Hard SVM (distance between point and hyperplane)

Question

While studying Hard-SVM topic in Shalev-Shwartz book I came across the following proof for the distance between point and hyperplane

$$\min\{\|\pmb x-\pmb v\|: \langle\pmb w,\pmb v\rangle + b = 0\}\\ \text{Taking }\ \pmb v = \pmb x\ - (\langle \pmb w, \pmb x \rangle +\ b)\pmb w\ \text{ we have that}\\ \langle\pmb w,\pmb v\rangle+\ b = \langle\pmb w,\pmb x\rangle-\ (\langle \pmb w, \pmb x \rangle\ +\ b)\|\pmb w\|^2\ +\ b = 0,\\ \text{and}\\ \|\pmb x-\pmb v\|=|\langle \pmb w,\pmb x \rangle+\ b|\|\pmb w\| = |\langle \pmb w,\pmb x\rangle\ +\ b|$$

Above is a proof for the distance between point $\pmb x$ and the hyperplane defined by $(\pmb w, b)$ where $\|\pmb w\|=1$ which is $|\langle \pmb w, \pmb x \rangle+b|$

I can derive the same proof by taking a point on the plane say $\pmb y$ and then taking a orthogonal projection of $\pmb x - \pmb y$ on the normal vector of the plane, but not able to understand the proof provided in the book. I would greatly appreciate if anyone can explain the above proof.

PS: I understand the first line in the proof points towards finding a point $\pmb v$ on the plane such that the distance between $\pmb x \ \text{and }\ \pmb v$ is minimized.

Thanks

Answer 1

The proof you provided is not complete. It's only the first part of it.

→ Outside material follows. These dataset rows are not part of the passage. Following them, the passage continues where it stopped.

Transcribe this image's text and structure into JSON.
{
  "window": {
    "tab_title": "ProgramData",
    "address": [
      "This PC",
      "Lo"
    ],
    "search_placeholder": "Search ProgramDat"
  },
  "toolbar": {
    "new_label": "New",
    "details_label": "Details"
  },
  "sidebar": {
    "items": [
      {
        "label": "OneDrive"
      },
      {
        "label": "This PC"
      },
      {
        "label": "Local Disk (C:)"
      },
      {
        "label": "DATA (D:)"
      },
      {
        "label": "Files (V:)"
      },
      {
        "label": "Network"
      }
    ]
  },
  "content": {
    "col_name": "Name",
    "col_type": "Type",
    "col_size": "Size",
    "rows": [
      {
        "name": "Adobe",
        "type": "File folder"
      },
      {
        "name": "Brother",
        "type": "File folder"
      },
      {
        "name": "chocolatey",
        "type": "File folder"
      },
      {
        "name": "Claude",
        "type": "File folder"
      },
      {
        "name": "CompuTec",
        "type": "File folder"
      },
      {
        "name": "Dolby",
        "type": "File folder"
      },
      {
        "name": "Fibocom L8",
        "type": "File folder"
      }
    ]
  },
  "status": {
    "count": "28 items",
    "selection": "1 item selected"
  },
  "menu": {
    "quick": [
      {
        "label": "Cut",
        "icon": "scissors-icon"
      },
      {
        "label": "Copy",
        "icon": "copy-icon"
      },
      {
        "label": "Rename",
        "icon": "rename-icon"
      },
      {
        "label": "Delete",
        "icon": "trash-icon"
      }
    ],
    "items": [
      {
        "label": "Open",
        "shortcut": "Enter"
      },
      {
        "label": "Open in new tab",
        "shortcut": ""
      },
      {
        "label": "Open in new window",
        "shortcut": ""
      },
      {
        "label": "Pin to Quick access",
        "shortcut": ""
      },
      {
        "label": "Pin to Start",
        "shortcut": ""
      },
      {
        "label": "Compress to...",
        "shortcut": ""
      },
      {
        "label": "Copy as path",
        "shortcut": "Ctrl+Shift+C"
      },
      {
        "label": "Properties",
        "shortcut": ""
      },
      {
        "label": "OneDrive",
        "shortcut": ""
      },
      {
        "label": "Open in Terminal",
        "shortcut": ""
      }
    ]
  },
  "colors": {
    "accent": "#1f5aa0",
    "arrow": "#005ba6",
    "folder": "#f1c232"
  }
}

The distance between a point $\textbf{x}$ and a hyperplane $H$ defined by $(\textbf{w},b)$ is defined by:

$$ d(\textbf{x},H) = \underset{\textbf{v} \in H}{\text{min }} \|\textbf{x}-\textbf{v}\|\ $$

That is, one is trying to find the point $\textbf{v}$ in the hyperplane that minimises the distance to the point $\textbf{x}$. The proof is done by taking any point $\textbf{u} \in H$ and showing that:

$$ \| \textbf{x}-\textbf{u} \| \geq \|\textbf{x}-\textbf{v}\| = |\langle \textbf{w}, \textbf{x} \rangle +b | $$ where $\textbf{v} = \textbf{x} - (\langle \textbf{x}, \textbf{w} \rangle +b) \textbf{w}$.

That is, the point $\textbf{v}$ that we constructed is the one that minimises the distance to the point $x$ and hence $\|\textbf{x} - \textbf{v}\|$ is the distance between the hyperplane and $x$.

Here I used the same notation in the book and skipped the calculus since it's provided in there. The construction of $v$ is based on addition of vectors. You can think of $\textbf{x}$ as a vector from the origin to the point $x$. Similarly, $\langle (\textbf{w}, \textbf{x} \rangle+b) \textbf{w} $ is the vector from the origin to the orthogonal projection on the plane. Hence, the distance we're looking for, i.e., the distance between $x$ and its orthogonal projection, is just the difference between these two vectors.